Generation of Probabilistic Synthetic Data for Serious Games: A Case Study on Cyberbullying
Jaime Pérez, Mario Castro, Edmond Awad, Gregorio López
TL;DR
The paper addresses the need for synthetic data in serious games by proposing a modular simulator that generates probabilistic data for interactive narratives. It combines Bayesian Networks to inject external knowledge with an Item Response Theory–based decision model to simulate agent interactions, demonstrated on a cyberbullying game (RAYUELA). The authors show identifiability and robustness of the generated data through hierarchical Bayesian inference in a BN-informed, two-cluster risk framework, using a 665-person survey to calibrate the model and 500 synthetic players across 15 questions.

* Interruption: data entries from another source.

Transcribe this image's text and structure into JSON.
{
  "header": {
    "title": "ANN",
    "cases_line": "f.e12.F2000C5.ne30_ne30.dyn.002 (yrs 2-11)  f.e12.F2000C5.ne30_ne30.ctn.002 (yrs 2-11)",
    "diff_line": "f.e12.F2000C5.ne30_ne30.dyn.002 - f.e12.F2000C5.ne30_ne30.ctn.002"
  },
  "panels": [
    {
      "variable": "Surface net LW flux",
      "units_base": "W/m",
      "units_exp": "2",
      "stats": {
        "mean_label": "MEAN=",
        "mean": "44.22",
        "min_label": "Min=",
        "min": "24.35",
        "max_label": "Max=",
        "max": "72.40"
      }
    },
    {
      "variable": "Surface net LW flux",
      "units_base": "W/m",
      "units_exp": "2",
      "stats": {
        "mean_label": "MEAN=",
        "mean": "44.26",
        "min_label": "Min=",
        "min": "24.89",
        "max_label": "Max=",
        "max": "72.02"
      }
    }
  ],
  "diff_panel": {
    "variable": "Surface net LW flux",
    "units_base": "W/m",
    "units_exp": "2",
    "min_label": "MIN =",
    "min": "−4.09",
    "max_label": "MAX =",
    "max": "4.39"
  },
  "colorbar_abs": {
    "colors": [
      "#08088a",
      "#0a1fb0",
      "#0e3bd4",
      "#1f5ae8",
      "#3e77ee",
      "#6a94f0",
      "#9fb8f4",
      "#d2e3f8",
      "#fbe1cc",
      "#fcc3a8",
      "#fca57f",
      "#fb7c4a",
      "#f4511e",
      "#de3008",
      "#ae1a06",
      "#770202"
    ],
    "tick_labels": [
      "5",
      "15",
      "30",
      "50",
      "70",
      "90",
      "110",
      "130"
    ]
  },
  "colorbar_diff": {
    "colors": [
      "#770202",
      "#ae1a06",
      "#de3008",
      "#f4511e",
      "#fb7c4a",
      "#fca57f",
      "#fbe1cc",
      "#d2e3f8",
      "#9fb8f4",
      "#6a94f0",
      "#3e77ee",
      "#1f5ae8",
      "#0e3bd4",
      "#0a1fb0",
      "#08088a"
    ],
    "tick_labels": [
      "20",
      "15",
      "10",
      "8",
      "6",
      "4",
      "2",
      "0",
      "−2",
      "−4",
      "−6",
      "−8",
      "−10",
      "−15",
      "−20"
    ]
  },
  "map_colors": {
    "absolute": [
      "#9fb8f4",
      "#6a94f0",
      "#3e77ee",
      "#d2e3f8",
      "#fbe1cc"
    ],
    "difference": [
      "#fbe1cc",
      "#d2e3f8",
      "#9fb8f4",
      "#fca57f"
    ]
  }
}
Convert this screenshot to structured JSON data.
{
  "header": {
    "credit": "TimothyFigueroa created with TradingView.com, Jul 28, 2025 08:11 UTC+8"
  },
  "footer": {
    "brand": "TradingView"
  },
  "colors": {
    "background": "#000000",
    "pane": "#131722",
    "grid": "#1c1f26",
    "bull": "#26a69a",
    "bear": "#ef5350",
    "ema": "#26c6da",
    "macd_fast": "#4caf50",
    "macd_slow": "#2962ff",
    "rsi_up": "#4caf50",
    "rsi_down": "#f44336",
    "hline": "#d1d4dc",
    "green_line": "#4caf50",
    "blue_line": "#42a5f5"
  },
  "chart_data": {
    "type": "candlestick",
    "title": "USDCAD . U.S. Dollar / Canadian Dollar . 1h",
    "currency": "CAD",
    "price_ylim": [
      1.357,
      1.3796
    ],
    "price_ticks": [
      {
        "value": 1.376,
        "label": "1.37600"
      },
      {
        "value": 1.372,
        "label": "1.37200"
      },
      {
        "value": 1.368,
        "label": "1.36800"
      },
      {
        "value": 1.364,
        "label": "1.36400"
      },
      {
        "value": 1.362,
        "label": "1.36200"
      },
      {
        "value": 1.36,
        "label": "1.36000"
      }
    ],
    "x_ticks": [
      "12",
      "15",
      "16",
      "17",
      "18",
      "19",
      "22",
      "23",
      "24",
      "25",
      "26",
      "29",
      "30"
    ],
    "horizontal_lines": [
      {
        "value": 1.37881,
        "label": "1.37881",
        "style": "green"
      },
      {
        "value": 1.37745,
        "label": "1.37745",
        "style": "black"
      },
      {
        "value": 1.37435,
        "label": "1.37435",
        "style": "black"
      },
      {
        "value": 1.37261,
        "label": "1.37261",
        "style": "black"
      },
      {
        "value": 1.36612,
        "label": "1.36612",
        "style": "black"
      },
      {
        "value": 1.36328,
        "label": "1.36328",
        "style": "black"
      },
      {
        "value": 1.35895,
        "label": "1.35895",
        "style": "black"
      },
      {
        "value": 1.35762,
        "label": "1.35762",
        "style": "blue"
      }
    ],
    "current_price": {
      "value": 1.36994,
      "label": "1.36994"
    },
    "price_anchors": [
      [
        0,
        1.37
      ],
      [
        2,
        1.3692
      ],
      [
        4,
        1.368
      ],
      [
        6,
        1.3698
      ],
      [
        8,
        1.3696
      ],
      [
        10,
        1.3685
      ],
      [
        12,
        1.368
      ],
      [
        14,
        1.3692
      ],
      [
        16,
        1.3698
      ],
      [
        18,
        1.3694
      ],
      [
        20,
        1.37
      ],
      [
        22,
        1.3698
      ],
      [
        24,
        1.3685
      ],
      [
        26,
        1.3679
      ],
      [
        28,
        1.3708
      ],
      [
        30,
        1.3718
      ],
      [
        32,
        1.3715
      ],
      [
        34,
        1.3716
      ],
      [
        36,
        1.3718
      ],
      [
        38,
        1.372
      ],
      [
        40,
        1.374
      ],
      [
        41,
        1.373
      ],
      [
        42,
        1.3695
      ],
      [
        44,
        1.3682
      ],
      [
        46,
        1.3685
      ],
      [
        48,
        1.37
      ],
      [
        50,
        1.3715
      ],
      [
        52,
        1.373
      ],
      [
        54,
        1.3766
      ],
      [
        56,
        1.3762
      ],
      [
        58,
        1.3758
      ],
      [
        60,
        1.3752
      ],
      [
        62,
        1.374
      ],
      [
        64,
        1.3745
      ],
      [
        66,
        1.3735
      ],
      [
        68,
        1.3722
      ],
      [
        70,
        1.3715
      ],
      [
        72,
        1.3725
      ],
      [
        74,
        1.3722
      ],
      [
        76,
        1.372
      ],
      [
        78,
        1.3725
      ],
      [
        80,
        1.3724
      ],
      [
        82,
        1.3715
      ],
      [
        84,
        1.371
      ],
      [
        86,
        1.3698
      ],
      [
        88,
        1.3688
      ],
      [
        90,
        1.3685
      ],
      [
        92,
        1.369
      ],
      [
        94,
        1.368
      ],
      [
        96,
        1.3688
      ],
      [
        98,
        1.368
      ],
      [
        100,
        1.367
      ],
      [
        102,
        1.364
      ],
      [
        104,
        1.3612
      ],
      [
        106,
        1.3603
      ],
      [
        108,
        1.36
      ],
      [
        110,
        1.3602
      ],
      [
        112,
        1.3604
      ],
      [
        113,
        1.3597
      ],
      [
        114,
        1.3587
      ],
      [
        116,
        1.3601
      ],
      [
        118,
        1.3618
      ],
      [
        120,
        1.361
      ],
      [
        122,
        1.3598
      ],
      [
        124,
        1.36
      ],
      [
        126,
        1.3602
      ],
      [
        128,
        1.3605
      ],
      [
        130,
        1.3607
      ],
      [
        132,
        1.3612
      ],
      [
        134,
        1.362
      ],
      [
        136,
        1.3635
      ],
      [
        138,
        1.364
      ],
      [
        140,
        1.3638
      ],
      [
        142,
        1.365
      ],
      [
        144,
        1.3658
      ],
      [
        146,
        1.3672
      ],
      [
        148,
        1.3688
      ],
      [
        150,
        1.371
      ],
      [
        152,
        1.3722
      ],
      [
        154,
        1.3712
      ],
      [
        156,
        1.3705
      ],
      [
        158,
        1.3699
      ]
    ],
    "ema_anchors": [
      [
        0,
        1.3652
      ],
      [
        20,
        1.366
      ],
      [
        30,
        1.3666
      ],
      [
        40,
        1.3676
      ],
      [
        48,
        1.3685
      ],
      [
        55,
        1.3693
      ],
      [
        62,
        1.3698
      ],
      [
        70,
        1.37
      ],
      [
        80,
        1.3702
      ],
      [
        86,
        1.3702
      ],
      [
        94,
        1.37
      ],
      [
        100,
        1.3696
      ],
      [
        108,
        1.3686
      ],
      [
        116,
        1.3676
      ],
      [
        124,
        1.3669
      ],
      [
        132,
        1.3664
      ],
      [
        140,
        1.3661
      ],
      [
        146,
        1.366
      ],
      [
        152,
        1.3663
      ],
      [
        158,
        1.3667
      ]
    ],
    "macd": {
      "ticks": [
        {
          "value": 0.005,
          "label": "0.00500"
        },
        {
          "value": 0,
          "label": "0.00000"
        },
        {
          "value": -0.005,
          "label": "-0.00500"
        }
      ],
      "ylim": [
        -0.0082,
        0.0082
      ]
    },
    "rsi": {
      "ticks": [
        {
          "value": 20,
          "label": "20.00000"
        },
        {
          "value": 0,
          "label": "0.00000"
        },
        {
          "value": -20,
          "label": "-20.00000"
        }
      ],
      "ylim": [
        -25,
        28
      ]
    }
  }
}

The approach offers a scalable way to anticipate data modelling, improve privacy and fairness, and accelerate development of serious games while enabling clustering of players by risk propensity. The work provides a concrete architecture and methodology that others can adapt to different serious-game domains and datasets, with potential for real-player validation in future work.
Abstract
Synthetic data generation has been a growing area of research in recent years. However, its potential applications in serious games have not been thoroughly explored. Advances in this field could anticipate data modelling and analysis, as well as speed up the development process. To try to fill this gap in the literature, we propose a simulator architecture for generating probabilistic synthetic data for serious games based on interactive narratives. This architecture is designed to be generic and modular so that it can be used by other researchers on similar problems. To simulate the interaction of synthetic players with questions, we use a cognitive testing model based on the Item Response Theory framework. We also show how probabilistic graphical models (in particular Bayesian networks) can be used to introduce expert knowledge and external data into the simulation. Finally, we apply the proposed architecture and methods in a use case of a serious game focused on cyberbullying. We perform Bayesian inference experiments using a hierarchical model to demonstrate the identifiability and robustness of the generated data.